The company manufactured and sold music equipment and worked with the bass players for Bon Jovi, Beyoncé, Prince, and other famous musicians, but “I had no idea what I was doing,” Adam confesses. “I didn’t play an instrument or have a genuine passion for the industry. I just wanted to own a business and make money.”
Long story short, Brooklyn Gear failed, and Adam was forced to liquidate it under Chapter Seven. “I lost my IPO money and almost my marriage and family too,” he recalls.
But he gained perhaps the most important business lesson of all—that he needed to build a company he was passionate about. So he followed his nose (and tongue, teeth, and throat) into a new career in the spirits industry, which he began writing about as a beer-and-whiskey-aficionado-turned-journalist. He also continued working in tech—his other passion—and eventually co-founded NetTects, a value-added reseller of cybersecurity solutions. 

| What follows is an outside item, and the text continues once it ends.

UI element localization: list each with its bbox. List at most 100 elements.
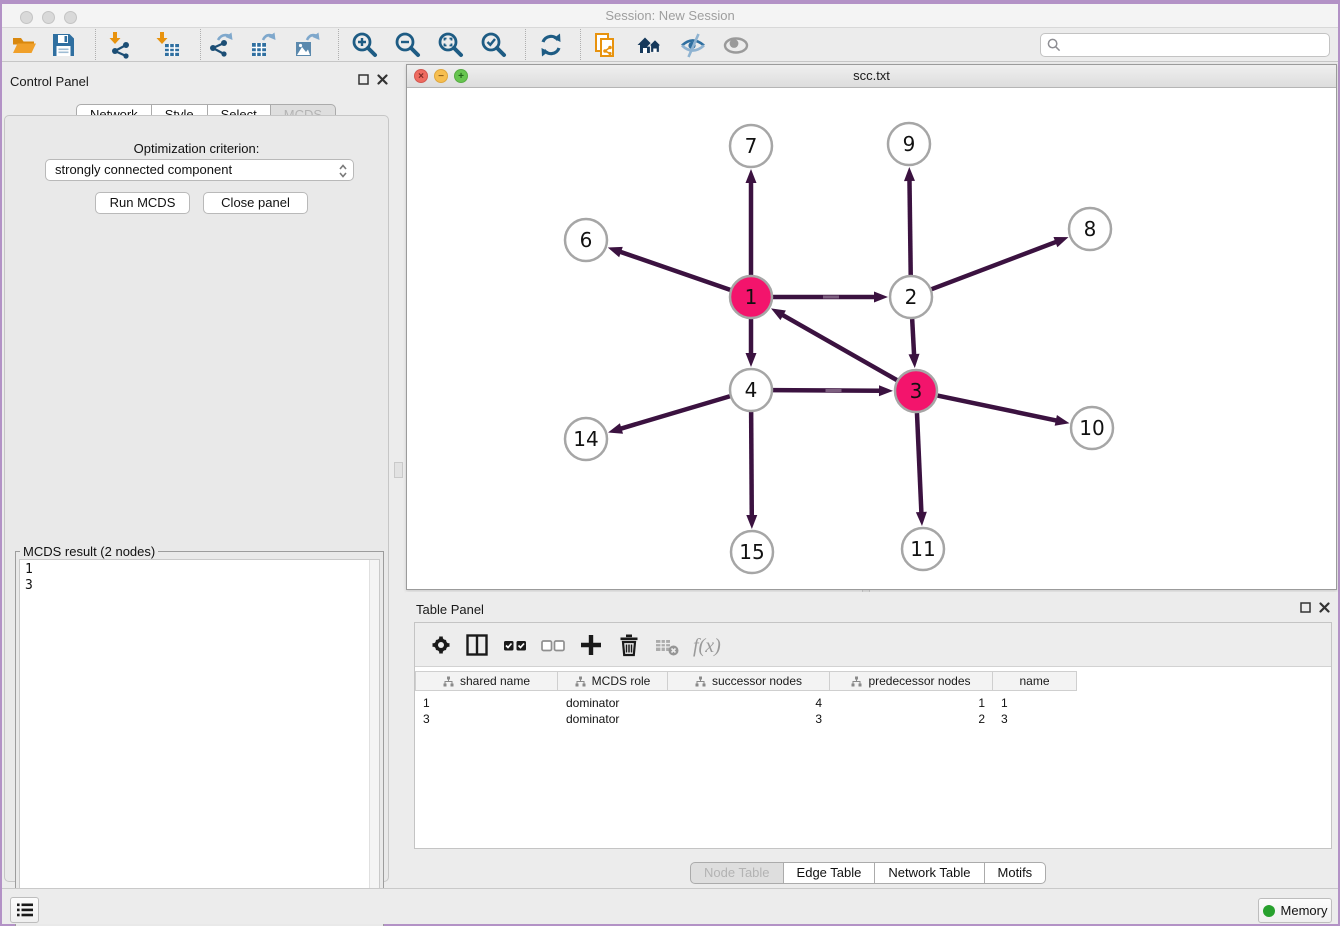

One day, while reading Malt Advocate magazine, Adam learned that in many major spirits competitions, around 85 percent of the entrants win medals. “That’s like third grade soccer, where everyone gets a medal,” he fumes. “As a whiskey freak, that made me mad.” His ire inspired the idea of a merit-based spirits competition, one judged by actual buyers—liquor importers, distributors, sommeliers, mixologists, bartenders, and the like—doing blind taste tests and judging liquids by category and price.
“For example, judges will taste 10 Irish whiskeys priced between $35 and $50. We tell them the price and ask if they’d buy it for that price,” Adam explains. “People buy based on price, so we judge based on price.”

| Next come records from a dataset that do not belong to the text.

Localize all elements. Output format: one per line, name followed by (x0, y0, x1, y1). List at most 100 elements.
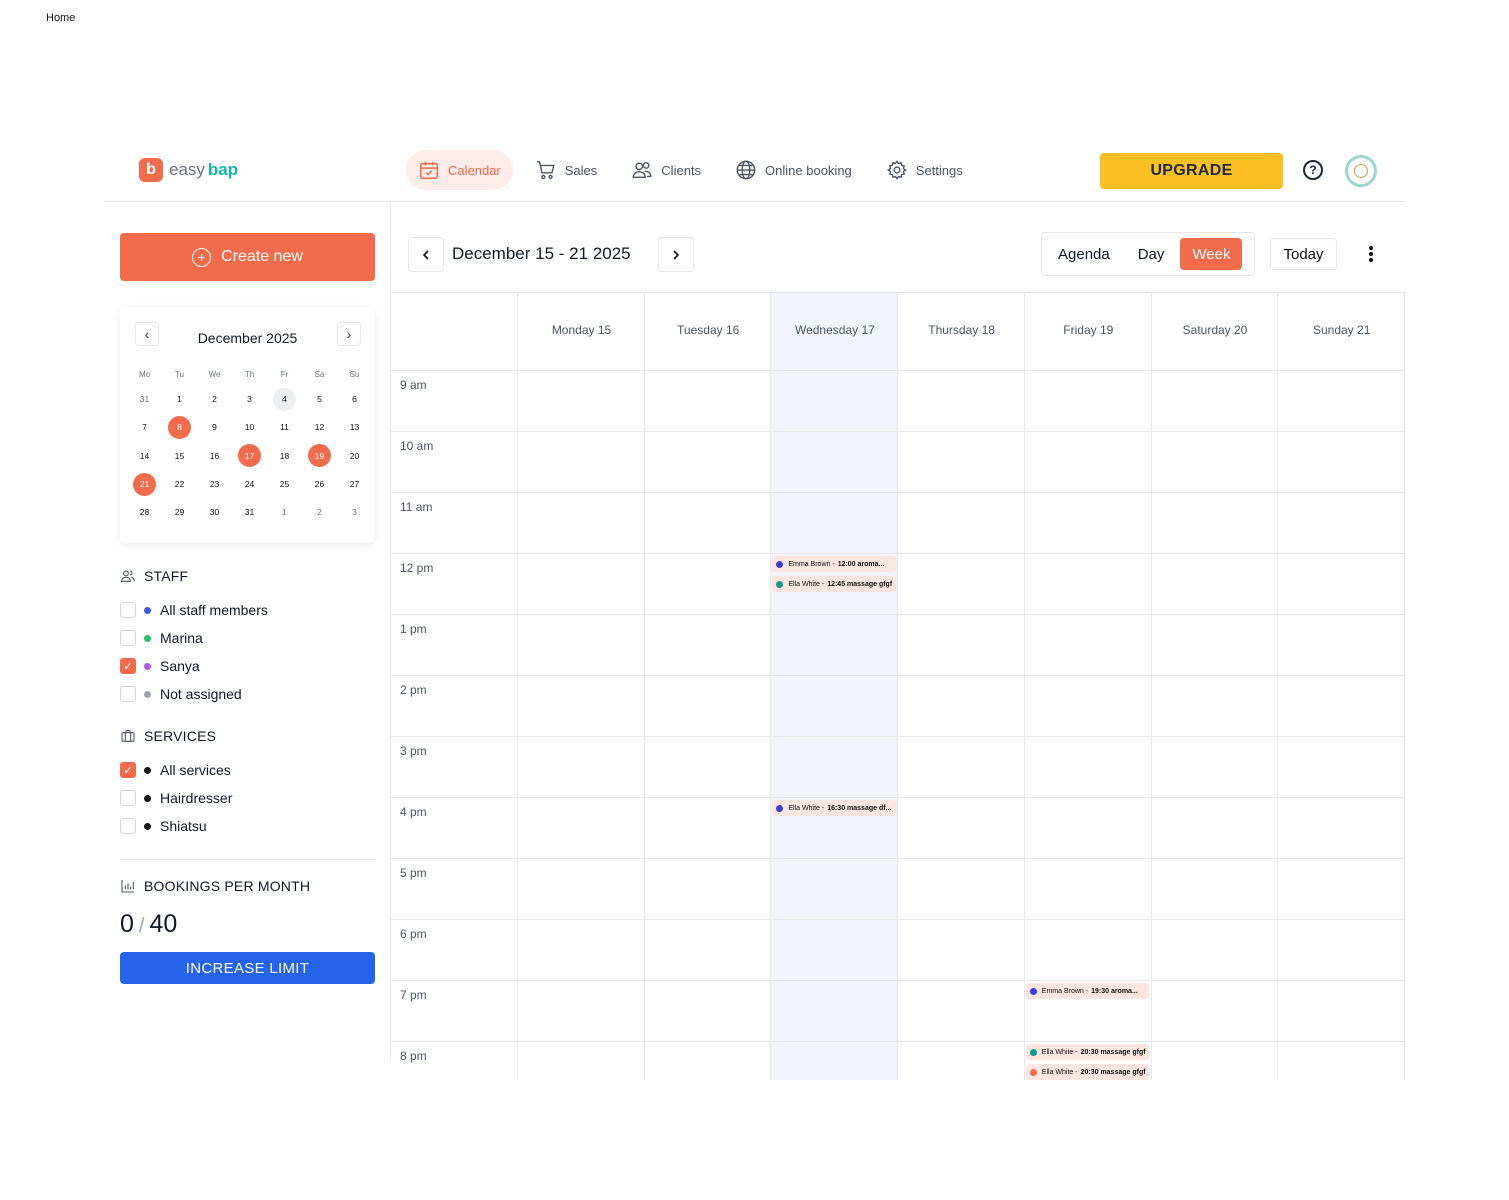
mini-calendar-day[interactable]: 15 (162, 444, 197, 467)
staff-color-dot (144, 690, 151, 698)
day-header[interactable]: Saturday 20 (1152, 323, 1279, 337)
day-column[interactable] (1278, 293, 1405, 1080)
checkbox[interactable]: ✓ (120, 762, 136, 778)
mini-calendar-day[interactable]: 12 (302, 416, 337, 439)
avatar-emblem (1354, 164, 1368, 178)
day-header[interactable]: Tuesday 16 (645, 323, 772, 337)
mini-calendar-next-button[interactable]: › (337, 322, 361, 346)
mini-calendar-day[interactable]: 23 (197, 473, 232, 496)
day-column[interactable] (1152, 293, 1279, 1080)
help-icon[interactable]: ? (1303, 160, 1323, 180)
appointment-event[interactable]: Ella White -20:30 massage gfgf (1025, 1044, 1150, 1060)
day-column[interactable] (771, 293, 899, 1080)
mini-calendar-day[interactable]: 30 (197, 501, 232, 524)
nav-settings[interactable]: Settings (874, 150, 975, 190)
mini-calendar-day[interactable]: 6 (337, 388, 372, 411)
checkbox[interactable] (120, 790, 136, 806)
staff-filter-item[interactable]: All staff members (120, 596, 268, 624)
day-header[interactable]: Monday 15 (518, 323, 645, 337)
view-agenda-button[interactable]: Agenda (1046, 238, 1122, 270)
upgrade-button[interactable]: UPGRADE (1100, 153, 1283, 189)
appointment-event[interactable]: Emma Brown -12:00 aroma... (772, 556, 897, 572)
hour-label: 5 pm (400, 866, 427, 880)
mini-calendar-day-number: 14 (139, 450, 150, 461)
view-week-button[interactable]: Week (1180, 238, 1243, 270)
brand-logo[interactable]: b easy bap (139, 158, 238, 182)
mini-calendar-day[interactable]: 27 (337, 473, 372, 496)
mini-calendar-day[interactable]: 1 (162, 388, 197, 411)
day-column[interactable] (645, 293, 772, 1080)
nav-online-booking[interactable]: Online booking (723, 150, 864, 190)
nav-calendar[interactable]: Calendar (406, 150, 513, 190)
day-column[interactable] (898, 293, 1025, 1080)
more-vertical-icon[interactable] (1361, 243, 1381, 265)
checkbox[interactable]: ✓ (120, 658, 136, 674)
checkbox[interactable] (120, 602, 136, 618)
mini-calendar-day[interactable]: 3 (337, 501, 372, 524)
mini-calendar-day[interactable]: 25 (267, 473, 302, 496)
mini-calendar-day[interactable]: 1 (267, 501, 302, 524)
mini-calendar-day[interactable]: 3 (232, 388, 267, 411)
mini-calendar-day[interactable]: 8 (162, 415, 197, 439)
checkbox[interactable] (120, 686, 136, 702)
mini-calendar-day[interactable]: 2 (302, 501, 337, 524)
brand-name-part-a: easy (169, 160, 205, 179)
day-header[interactable]: Wednesday 17 (771, 323, 898, 337)
day-header[interactable]: Thursday 18 (898, 323, 1025, 337)
week-prev-button[interactable] (408, 237, 444, 272)
mini-calendar-day[interactable]: 13 (337, 416, 372, 439)
mini-calendar-day[interactable]: 9 (197, 416, 232, 439)
mini-calendar-day[interactable]: 31 (127, 388, 162, 411)
mini-calendar-day[interactable]: 26 (302, 473, 337, 496)
mini-calendar-day[interactable]: 18 (267, 444, 302, 467)
service-filter-item[interactable]: Hairdresser (120, 784, 232, 812)
day-header[interactable]: Sunday 21 (1278, 323, 1405, 337)
mini-calendar-day[interactable]: 29 (162, 501, 197, 524)
mini-calendar-day[interactable]: 14 (127, 444, 162, 467)
cart-icon (536, 161, 555, 180)
mini-calendar-day[interactable]: 17 (232, 444, 267, 468)
event-client-name: Ella White - (788, 804, 825, 812)
staff-color-dot (144, 662, 151, 670)
bookings-separator: / (138, 915, 145, 937)
week-next-button[interactable] (658, 237, 694, 272)
mini-calendar-day[interactable]: 10 (232, 416, 267, 439)
day-header[interactable]: Friday 19 (1025, 323, 1152, 337)
appointment-event[interactable]: Ella White -12:45 massage gfgf (772, 576, 897, 592)
mini-calendar-day[interactable]: 16 (197, 444, 232, 467)
mini-calendar-day[interactable]: 19 (302, 444, 337, 468)
create-new-button[interactable]: + Create new (120, 233, 375, 281)
service-filter-item[interactable]: Shiatsu (120, 812, 232, 840)
staff-filter-item[interactable]: ✓ Sanya (120, 652, 268, 680)
staff-filter-item[interactable]: Marina (120, 624, 268, 652)
nav-clients[interactable]: Clients (619, 150, 713, 190)
today-button[interactable]: Today (1270, 238, 1337, 270)
appointment-event[interactable]: Ella White -20:30 massage gfgf (1025, 1064, 1150, 1080)
mini-calendar-day[interactable]: 20 (337, 444, 372, 467)
nav-sales[interactable]: Sales (523, 150, 610, 190)
column-divider (1277, 293, 1279, 1080)
mini-calendar-day[interactable]: 4 (267, 387, 302, 411)
increase-limit-button[interactable]: INCREASE LIMIT (120, 952, 375, 984)
checkbox[interactable] (120, 818, 136, 834)
view-day-button[interactable]: Day (1126, 238, 1177, 270)
mini-calendar-day[interactable]: 11 (267, 416, 302, 439)
mini-calendar-day[interactable]: 2 (197, 388, 232, 411)
appointment-event[interactable]: Emma Brown -19:30 aroma... (1025, 983, 1150, 999)
day-column[interactable] (518, 293, 645, 1080)
mini-calendar-day[interactable]: 22 (162, 473, 197, 496)
appointment-event[interactable]: Ella White -16:30 massage df... (772, 800, 897, 816)
staff-filter-item[interactable]: Not assigned (120, 680, 268, 708)
mini-calendar-day[interactable]: 21 (127, 472, 162, 496)
mini-calendar-day[interactable]: 31 (232, 501, 267, 524)
mini-calendar-day[interactable]: 5 (302, 388, 337, 411)
avatar[interactable] (1345, 155, 1377, 187)
checkbox[interactable] (120, 630, 136, 646)
mini-calendar-day[interactable]: 24 (232, 473, 267, 496)
mini-calendar-day[interactable]: 7 (127, 416, 162, 439)
event-client-name: Ella White - (1041, 1068, 1078, 1076)
service-filter-label: All services (160, 762, 231, 778)
day-column[interactable] (1025, 293, 1152, 1080)
service-filter-item[interactable]: ✓ All services (120, 756, 232, 784)
mini-calendar-day[interactable]: 28 (127, 501, 162, 524)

Adam invited several of his industry contacts to sign on as judges, and the New York International Spirits Competition was born. The idea proved so popular that Adam quickly expanded to other cities and from spirits to wine and beer. He’s now the founder of the International Beverage Competitions, a series of annual spirits, wine, and beer competitions held in New York City, Australia, Germany, and Asia.
A serial entrepreneur, Adam is also known as the “Alcohol Professor,” a website he founded with articles on wine, beer, and spirits that supports his beverage competitions (and, he adds, stays independent by not taking money from liquor advertisers). It’s the best known of the “professor” titles he’s acquired—Cheese Professor, Chocolate Professor, Vinegar Professor, Olive Oil Professor—all things he loves to consume, now subsumed under the Professor Media Group.
When he spoke to Zicklin News, Adam was preparing for a business trip to Singapore to run the Asian edition of the International Beverage Competitions. And he’s not stopping there. Indeed, it’s no coincidence that one of his most memorable Zicklin experiences was the international study tour, which in 2001 took him and his Executive MBA cohort to Hong Kong and China.
“That was my first trip to Asia and it opened things up to me,” he says. “Now I go to Asia for business all the time.”